As mentioned before make sure to always have enough space left on disk C: (~2GB+ for monthly security updates, ~10GB+ for feature updates)
Start “cleanmgr.exe” as admin and delete unused files for example.
Make sure a system has enough uptime to be able to download and install security updates.
If a system has limited bandwidth available it might need to stay online/active a while longer than other systems with more bandwidth available
You also might need to consider power settings for systems running on battery
What is a realistic update compliance percentage?

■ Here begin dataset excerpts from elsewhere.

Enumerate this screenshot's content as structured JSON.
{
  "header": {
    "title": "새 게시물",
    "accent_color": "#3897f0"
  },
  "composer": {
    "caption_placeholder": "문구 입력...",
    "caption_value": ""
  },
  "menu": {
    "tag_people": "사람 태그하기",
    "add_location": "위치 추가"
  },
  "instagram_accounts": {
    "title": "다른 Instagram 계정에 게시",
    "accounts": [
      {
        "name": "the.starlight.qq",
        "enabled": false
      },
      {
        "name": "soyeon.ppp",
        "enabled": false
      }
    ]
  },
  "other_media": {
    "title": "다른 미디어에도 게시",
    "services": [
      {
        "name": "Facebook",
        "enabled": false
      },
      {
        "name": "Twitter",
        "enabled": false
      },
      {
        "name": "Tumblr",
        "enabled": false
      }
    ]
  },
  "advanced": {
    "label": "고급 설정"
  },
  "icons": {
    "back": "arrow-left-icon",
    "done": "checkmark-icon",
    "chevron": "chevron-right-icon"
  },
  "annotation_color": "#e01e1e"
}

While the aim is to get to 100% fully patched systems, this goal can be quite hard in some situations. Some of the reasons behind bad patch compliance come from technical issues like the ones mentioned above under: “What can I do to increase my update compliance percentage?”. But other factors include the device delivery process for example. If you put ready to go systems on a shelf for a longer period, those devices will decrease overall patch compliance percentage.
To reach a high compliance percentage, know your workforce and know your update processes.
Reduce the blind spot and make sure each actively used system does not fall out of management due to errors, misconfigurations, or simply bad monitoring. Keep those devices on the shelf in mind and exclude them from compliance reporting for the duration of inactivity.
That’s it!
I hope you enjoyed reading this blog post. Stay safe!